- Sahnaya Location within Syria
- Coordinates: 33°25′27″N 36°13′28″E﻿ / ﻿33.42417°N 36.22444°E
- Country: Syria
- Governorate: Rif Dimashq
- District: Darayaa
- Subdistrict: Sahnaya

Population (2004 census)
- • Total: 13,993
- Time zone: UTC+2 (EET)
- • Summer (DST): UTC+3 (EEST)

= Sahnaya =

Town in southern Syria

Sahnaya (صحنايا, also spelled Sihnaya or Sehnaya) is a town in southern Syria, administratively part of the Rif Dimashq Governorate, located southwest of Damascus in the western Ghouta. Nearby localities include Ashrafiyat Sahnaya, Darayya, Muadamiyat al-Sham, Jdeidat Artouz, Khan Danun and Al-Kiswah. According to the Syria Central Bureau of Statistics, Sahnaya had a population of 13,993 in the 2004 census. The town is also the administrative center of the Sahnaya nahiyah consisting of two towns with a combined population of 44,512. Sahnaya is one of the few towns in the Ghouta with a majority Druze community, along with Jaramana, Ashrafiyat Sahnaya and Deir Ali.

== History ==
Sahnaya's residents are predominantly Druze and Greek Orthodox. The cavern of St. Paul near the town was supposedly the hiding place of Paul the Apostle when he was pursued in Damascus.

In 1838, Eli Smith noted Sahnaya as being located in the Wady el-'Ajam, and being populated with Druze and Antiochian Greek Christians.

A former Greek Orthodox Metropolitan of Argentina, Malatios Alsweti, comes from Sahnaya.
The town is also known for its old olive trees, some of which are around 500 years old.

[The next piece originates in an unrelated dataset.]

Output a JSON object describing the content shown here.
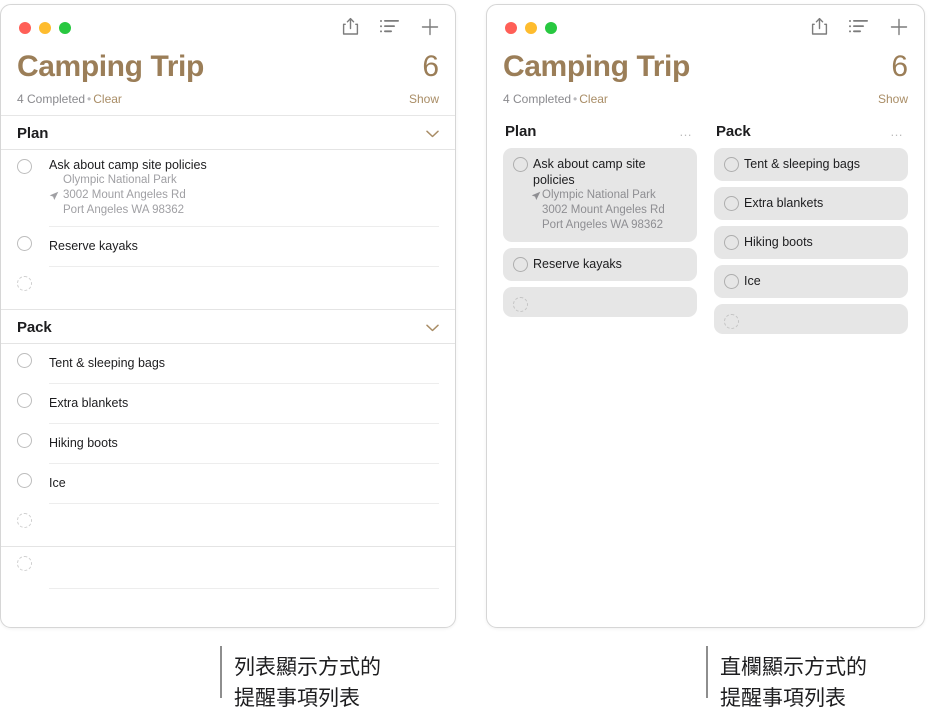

Until the start of the Syrian Civil War in 2011, Sahnaya was home to the main campus of the Little Village private school. The school relocated to some unconnected campuses in Damascus.

== Geography ==
Sahnaya has a rural population and a hot climate. Most houses are simple; they are mostly made of cement because it is located in Damascus, one of the oldest cities in the world.

=== Climate ===
In Sahnaya, there is a local steppe climate. Rainfall is higher in winter than in summer. The Köppen-Geiger climate classification is BSk. The average annual temperature in Sahnaya is 17.0 °C. About 217 mm of precipitation falls annually.

Climate data for Sahnaya
| Month | Jan | Feb | Mar | Apr | May | Jun | Jul | Aug | Sep | Oct | Nov | Dec | Year |
| Mean daily maximum °C (°F) | 12.1 (53.8) | 13.9 (57.0) | 17.7 (63.9) | 22.6 (72.7) | 28.4 (83.1) | 33.1 (91.6) | 35.2 (95.4) | 35.6 (96.1) | 31.9 (89.4) | 27.0 (80.6) | 20.0 (68.0) | 14.3 (57.7) | 24.3 (75.8) |
| Mean daily minimum °C (°F) | 2.3 (36.1) | 3.0 (37.4) | 5.3 (41.5) | 8.4 (47.1) | 12.1 (53.8) | 15.4 (59.7) | 16.9 (62.4) | 17.2 (63.0) | 14.5 (58.1) | 11.5 (52.7) | 7.2 (45.0) | 4.1 (39.4) | 9.8 (49.7) |
| Average precipitation mm (inches) | 49 (1.9) | 39 (1.5) | 26 (1.0) | 13 (0.5) | 8 (0.3) | 0 (0) | 0 (0) | 0 (0) | 0 (0) | 8 (0.3) | 29 (1.1) | 45 (1.8) | 217 (8.5) |
Source: Climate-Data.org, Climate data

== Demographics ==
Before the Syrian civil war, Sahanya was a Druzo-Christian town (nearly 55% Druze 45% Greek Orthodox Christians)
Recently, however, and due to the armed conflicts in Syria, other religious groups (mainly Sunni Muslims) moved to live in Sahnaya.

The town has an old church built from stone and named after Prophet Elijah and a Druze majlis (a Druze religious council for worshiping and meeting).